U.S. Pledges Support for Investments in Sub-Saharan African Power Projects
Last week President Obama announced a package of programs that aim to increase electricity generation and transmission in Ghana, Kenya, Liberia, Nigeria and Tanzania. Headlined by $7 billion in U.S. government support and $9 billion in commitments from the private sector to invest in new generation projects, Obama’s initiative aims to “double access to power in Sub-Saharan Africa.” Although details are still forthcoming, the initiative is evidence of the enormous demand in Sub-Saharan Africa for new generation. New supply supported by the President’s initiative is likely to primarily be large-scale natural gas-fired and hydro generation, and it iss not clear how such projects will “double access.”
Less than a third of people living in Sub-Saharan Africa have access to electricity. Excluding South Africa, Sub-Saharan Africa has only 28 gigawatts (GW) of generation capacity for a population of approximately 850 million people. (For context, the Netherlands has 26 GW of capacity for a population of less than 17 million). With the exception of Nigeria, the five target countries have very low population densities and lower than average urban populations as a percent of the total population. In other words, dispersed populations either have no electric grid at all or have access to a grid with only meager capacity.
New large-scale generation located near urban centers and industrial zones can be helpful in supplying stressed grids, and such projects are also likely to be the most feasible. The more daunting task, however, is to provide electricity to dispersed rural populations, 85 percent of whom in Sub-Saharan Africa have no access to electricity. Obama’s initiative includes $2 million in grants to African-owned and operated enterprises “to develop or expand the use of proven technologies for off-grid electricity benefitting rural and marginal populations.” The initiative’s private sector commitments also include “installation of 200 decentralized biomass-based mini power plants in Tanzania.” Such small-scale projects demonstrate that sub-Saharan Africa presents a range of opportunities, but that Obama’s initiative is focused on large-scale projects rather than reaching rural populations with decentralized alternatives.
Of the $9 billion in private sector commitments, just over $1 billion is for wind generation; fuel source for the balance has yet to be specified. Natural gas and hydro projects, however, are well-positioned to receive the bulk of the support. According to the mostrecent statistics (which are a bit out of date and incomplete), the five target countries currently get the majority of their power from natural gas and hydro, and oil is the third most common fuel, providing almost twenty percent of the countries’ electricity. New investments may include some oil-fired generation, but that fuel is generally more valuable for transportation than power generation.
Coal-fired generation is also unlikely to see major support from Obama’s initiative. Coal is used for electricity generation only in Tanzania, which is otherwise dominated by hydro and natural gas generation. Furthermore, in his recent Climate Action Plan, Obama committed to “end to U.S. government support for public financing of new coal plants overseas.” That commitment, however, includes an exception for “the world’s poorest countries in cases where no other economically feasible alternative exists.”
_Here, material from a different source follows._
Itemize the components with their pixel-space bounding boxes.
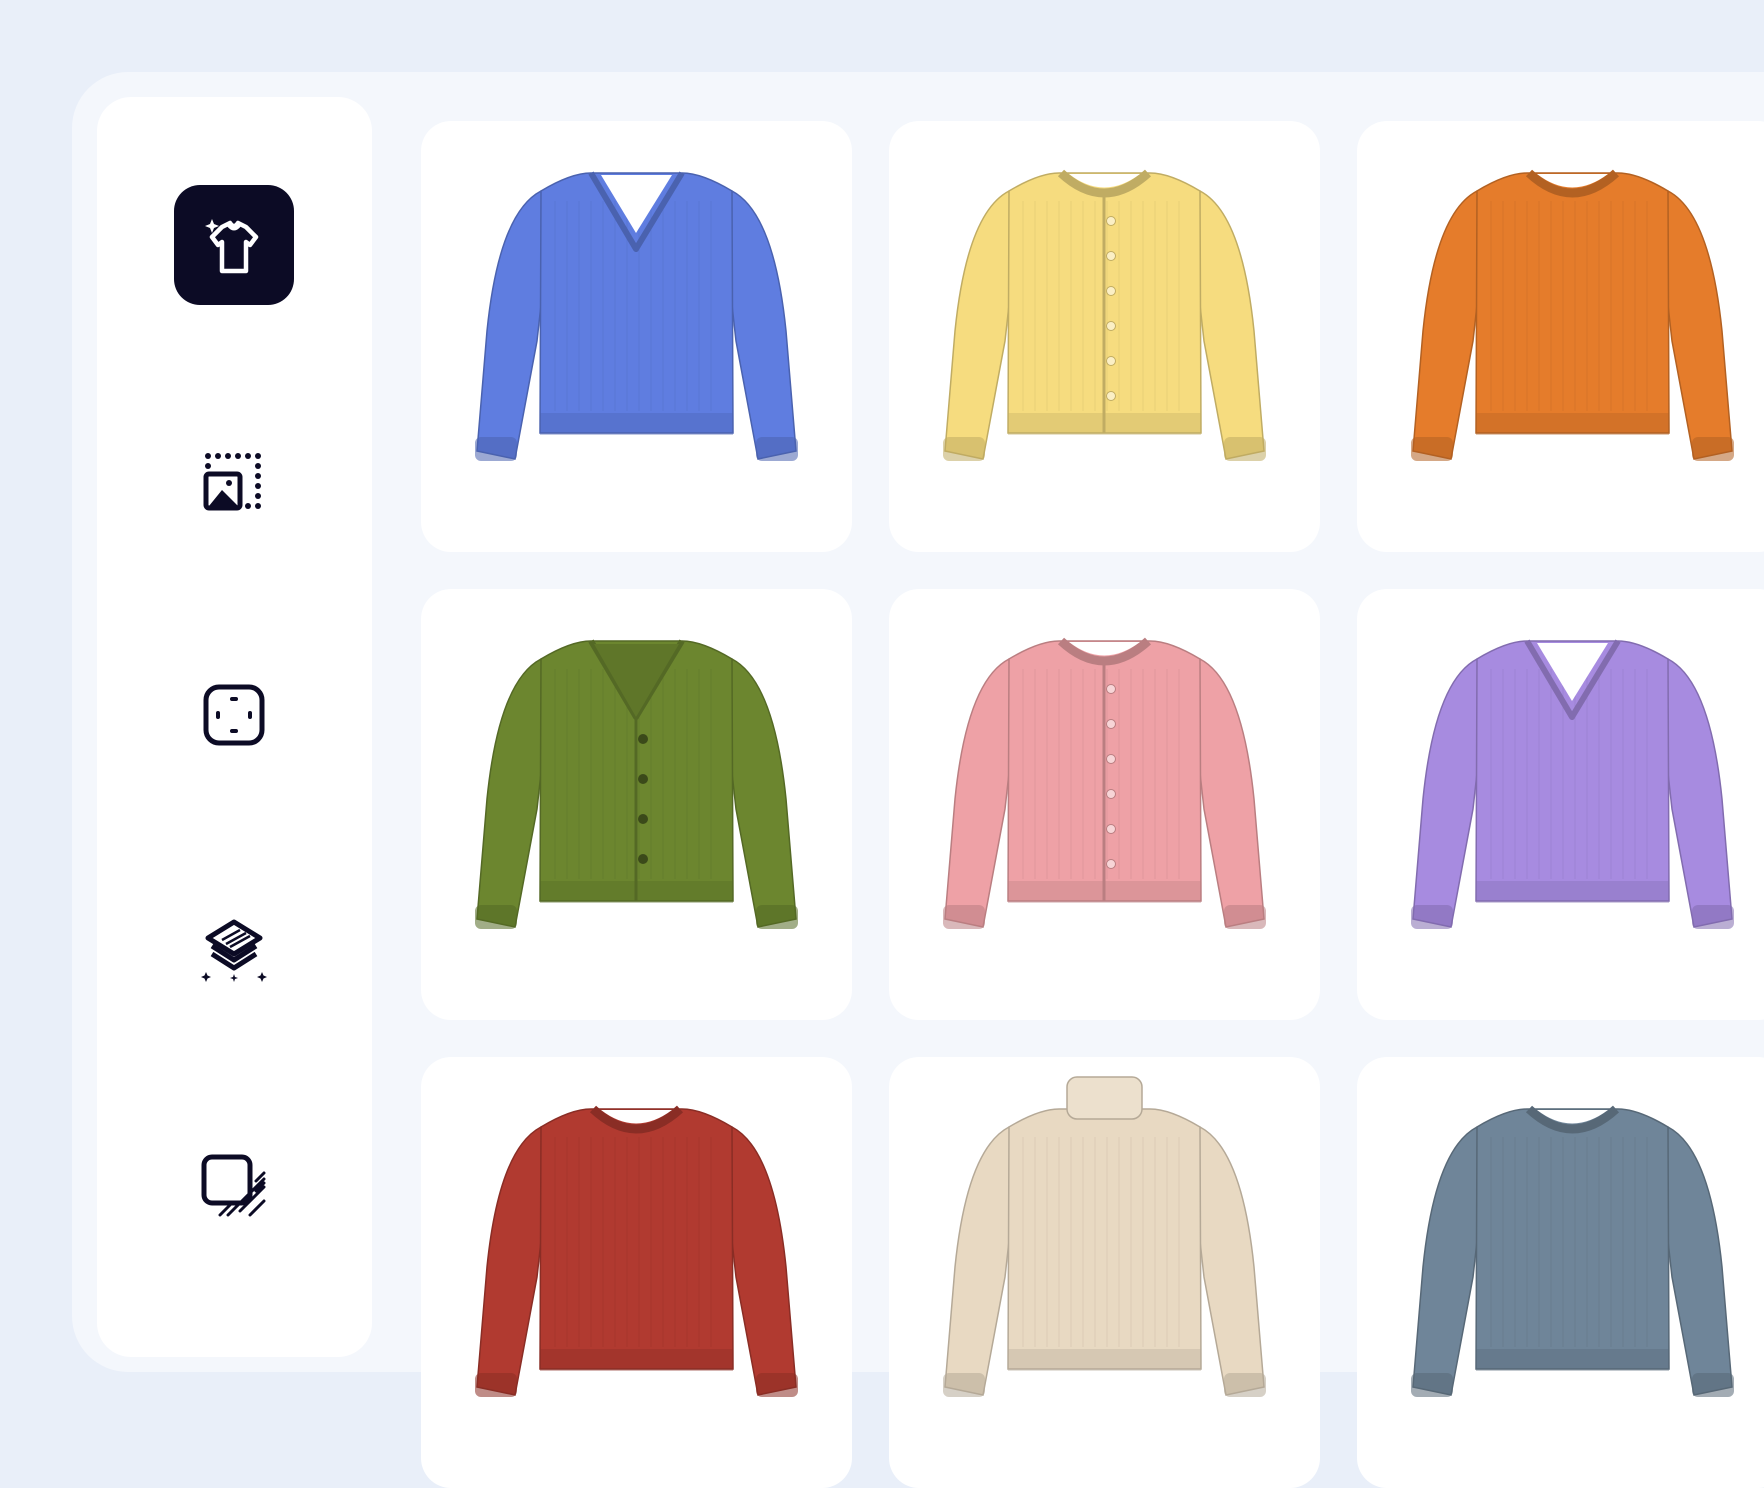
garment-illustration — [475, 171, 798, 461]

The target countries all have economically feasible alternatives to coal. Nigeria is a major oil and natural gas producer. Ghana has significant domestic sources of natural gas and also imports natural gas from nearby Nigeria through the West Africa Gas Pipeline. Kenya already produces significant geothermal power, and Obama’s initiative includes private sector commitments to build substantial wind capacity there. The imitative also includes commitments to build wind capacity in Tanzania, and although that country has significant coal reserves, it also recently announced that it has offshore natural gas deposits as well. Liberia has almost no electricity infrastructure and is currently focused on reconstructing a 64-megawatt hydropower facility that fell into disrepair in 1990 during the country’s civil war.
Obama’s initiative also includes commitments that U.S. government agencies will work with the target countries to “implement the policy, regulatory, and other reforms necessary to attract private sector investment in the energy and power sectors.”